私は確信する。『ニセ黛』が何者であろうと、黛瑠璃子に勝てるわけがない。
「ちょっといいかね?」
しかしその話の流れを、柏ちゃんが断ち切った。
「どうしたのエミ?」
「先ほどから気になっていたのだが……」
「何が?」
「『ニセ黛』という呼称はどうも気にくわないね」
「は?」
「はい?」
あまりにも話の要点を無視した発言に私もセンパイも間の抜けた声を出してしまうが、当の本人は真剣そのものの表情をしていた。
「あの、エミ? それって今そんなに重要なことかな?」
センパイが先ほどまでの鋭さを引っ込めていつもの調子に戻ってしまう。所謂、『調子を崩された』というものだろう。
「重要なのだよ。少なくとも私にとってはね」
「そ、そうなの?」
「当然だ。世界に一人しかいない私の支配者の名を、どこの馬の骨ともわからぬ女が勝手に名乗るのは気にくわない」
珍しく柏ちゃんが辛辣な言葉を使ってくる。あれ、もしかしてこれは、怒ってる? どんなに暴力を振るわれても、『私の求める絶望にはまだ足りない』とか言っていたあの柏恵美が怒ってる?

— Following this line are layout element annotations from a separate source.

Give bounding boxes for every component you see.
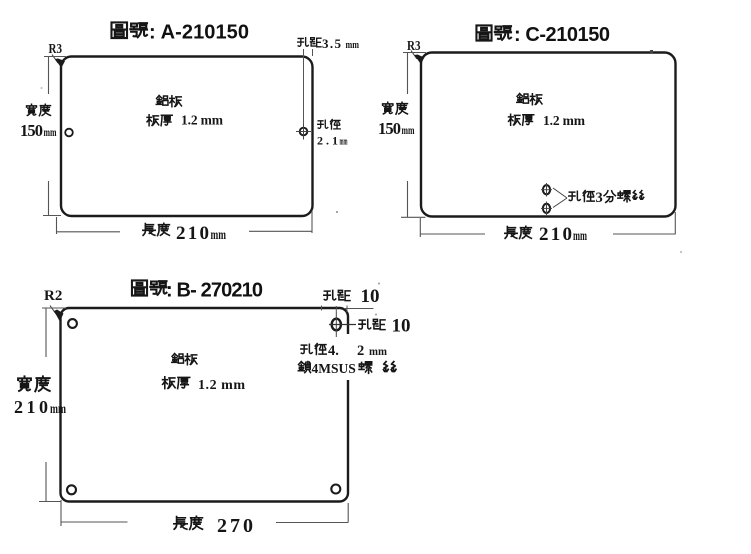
svg-text:: A-210150: : A-210150 [149,22,249,44]
svg-text:mm: mm [573,229,587,244]
svg-text:mm: mm [44,125,57,139]
svg-text:210: 210 [14,397,48,417]
svg-text:270: 270 [217,515,253,537]
svg-text:1.2 mm: 1.2 mm [181,113,224,128]
svg-text:: C-210150: : C-210150 [514,24,610,46]
svg-text:R3: R3 [407,39,421,54]
svg-text:150: 150 [378,119,401,138]
svg-text:mm: mm [402,123,415,137]
svg-text:1.2 mm: 1.2 mm [198,378,245,393]
svg-text:10: 10 [392,316,411,337]
svg-text:mm: mm [211,228,227,243]
svg-text:2.1: 2.1 [317,134,338,148]
svg-text:: B- 270210: : B- 270210 [166,280,263,302]
svg-text:210: 210 [539,224,572,245]
svg-text:mm: mm [369,346,387,358]
svg-text:10: 10 [361,286,380,307]
svg-text:210: 210 [176,223,209,244]
svg-text:4MSUS: 4MSUS [312,361,356,376]
svg-text:R3: R3 [49,42,63,57]
svg-text:150: 150 [20,121,43,140]
svg-text:mm: mm [346,39,360,51]
svg-text:mm: mm [340,137,348,148]
svg-text:R2: R2 [44,288,62,304]
svg-text:4.: 4. [328,343,339,359]
svg-text:2: 2 [357,343,364,359]
svg-text:3.5: 3.5 [322,36,342,51]
svg-text:1.2 mm: 1.2 mm [543,113,586,128]
svg-text:mm: mm [50,401,67,416]
svg-text:3: 3 [596,190,603,206]
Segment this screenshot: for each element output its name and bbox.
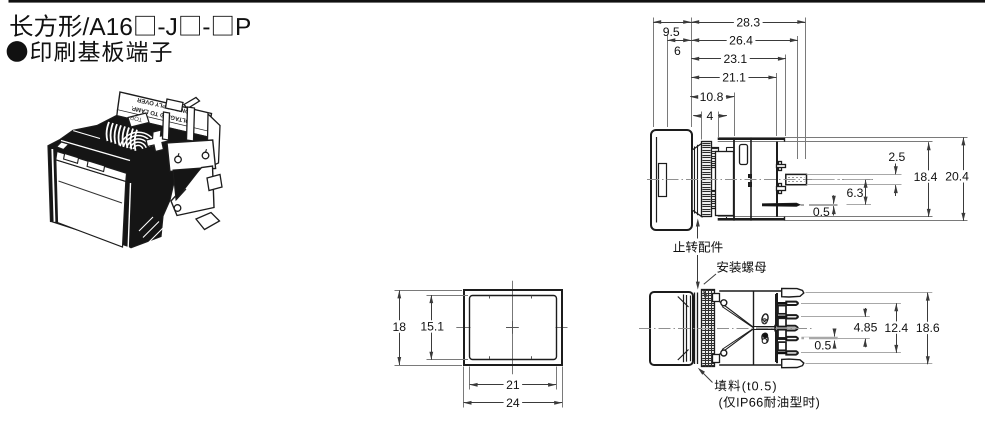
svg-text:4: 4 [707,109,714,123]
svg-text:9.5: 9.5 [663,25,680,39]
svg-text:21.1: 21.1 [722,71,746,85]
svg-text:28.3: 28.3 [736,15,760,29]
svg-text:6.3: 6.3 [847,186,864,200]
svg-text:23.1: 23.1 [723,52,747,66]
svg-text:18: 18 [393,320,407,334]
svg-text:26.4: 26.4 [729,34,753,48]
svg-text:6: 6 [674,44,681,58]
svg-text:15.1: 15.1 [420,320,444,334]
svg-text:12.4: 12.4 [884,321,908,335]
svg-text:10.8: 10.8 [700,90,724,104]
svg-text:0.5: 0.5 [813,205,830,219]
svg-text:18.6: 18.6 [916,321,940,335]
svg-text:18.4: 18.4 [914,170,938,184]
svg-text:0.5: 0.5 [814,338,831,352]
svg-text:2.5: 2.5 [888,150,905,164]
svg-text:21: 21 [506,378,520,392]
svg-text:24: 24 [506,396,520,410]
svg-text:4.85: 4.85 [854,321,878,335]
svg-text:20.4: 20.4 [945,170,969,184]
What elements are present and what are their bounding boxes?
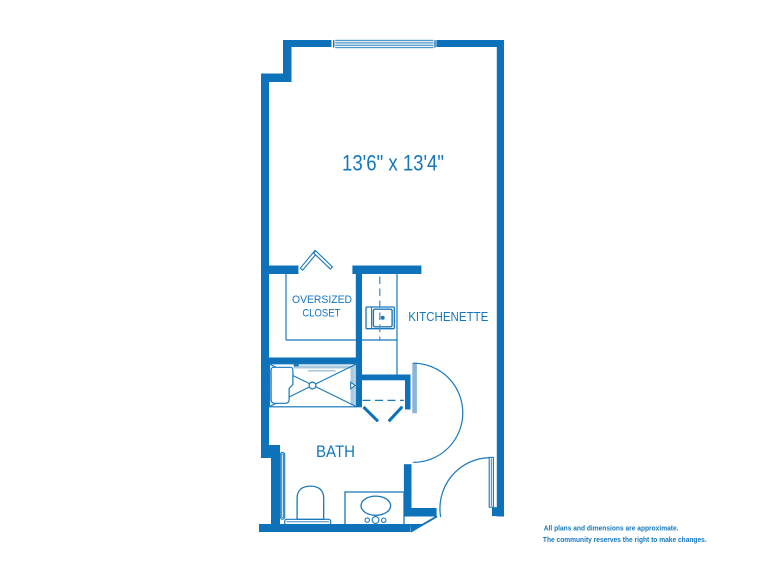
- svg-text:BATH: BATH: [316, 443, 355, 461]
- svg-text:13'6" x 13'4": 13'6" x 13'4": [342, 151, 444, 176]
- svg-text:The community reserves the rig: The community reserves the right to make…: [543, 535, 707, 544]
- svg-text:OVERSIZED: OVERSIZED: [292, 294, 352, 306]
- svg-text:KITCHENETTE: KITCHENETTE: [408, 309, 488, 324]
- svg-text:All plans and dimensions are a: All plans and dimensions are approximate…: [544, 524, 679, 533]
- svg-text:CLOSET: CLOSET: [302, 307, 340, 319]
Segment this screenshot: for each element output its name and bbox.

「いいかね二人とも? 私の願望を完膚無きまでに叩き潰し、私に一切の自由を与えない上で新たな喜びを与えたのが黛瑠璃子という存在だ。私は彼女の存在自体に敬意を表している」
「エ、エミ……」
黛センパイが照れたように顔を赤らめて、柏ちゃんをじっと見ている。やっぱりこの人、そっちの気があるんじゃないのか?
「しかしその名前を勝手に名乗る者が現れた。これは『獲物』として、同時にルリの友人として認めるべきではない。だから、『ニセ黛』という形でも、ルリの名前の一部を使って欲しくはないのだよ」
「は、はあ……」
熱く語る柏ちゃんに圧倒されてしまい、生返事しか出来なくなってしまう。
「だからそんな無礼者など、『模造品』とでも呼ぶのがお似合いだ」
「……」
「……」
なんだろう、とにかく……
「あのさ、柏ちゃん」
「なんだね?」
「その……今回は柏ちゃんもその、『レプリカ』と敵対する立場にあるってことでいいのね?」
「当然だろう?」
……非常に遠回りな会話になったが、これは大きなアドバンテージではないだろうか。
「エミ、今回はあなたも私たちに協力してくれるの?」
「ああ、私としても『レプリカ』に殺されるのは不本意だ。今回ばかりは大人しく君たちに守られようではないか」
「よかった……!」
センパイが目を輝かせる。思えば柏ちゃんがセンパイの言うことを素直に聞くのはこれが初めてではないだろうか。本当に手の掛かるお姫様だ。
とはいえ、これで話は固まった。
柏ちゃんの協力もあり、私たちは『レプリカ』への対抗策に集中することが出来る。ヤツがどんな手を使ってくるかはわからないが、来るなら来てみろ。
かつて命のやり取りを何度も経験した私たちを、どう脅かしてくれるのか見せてもらおうじゃないか。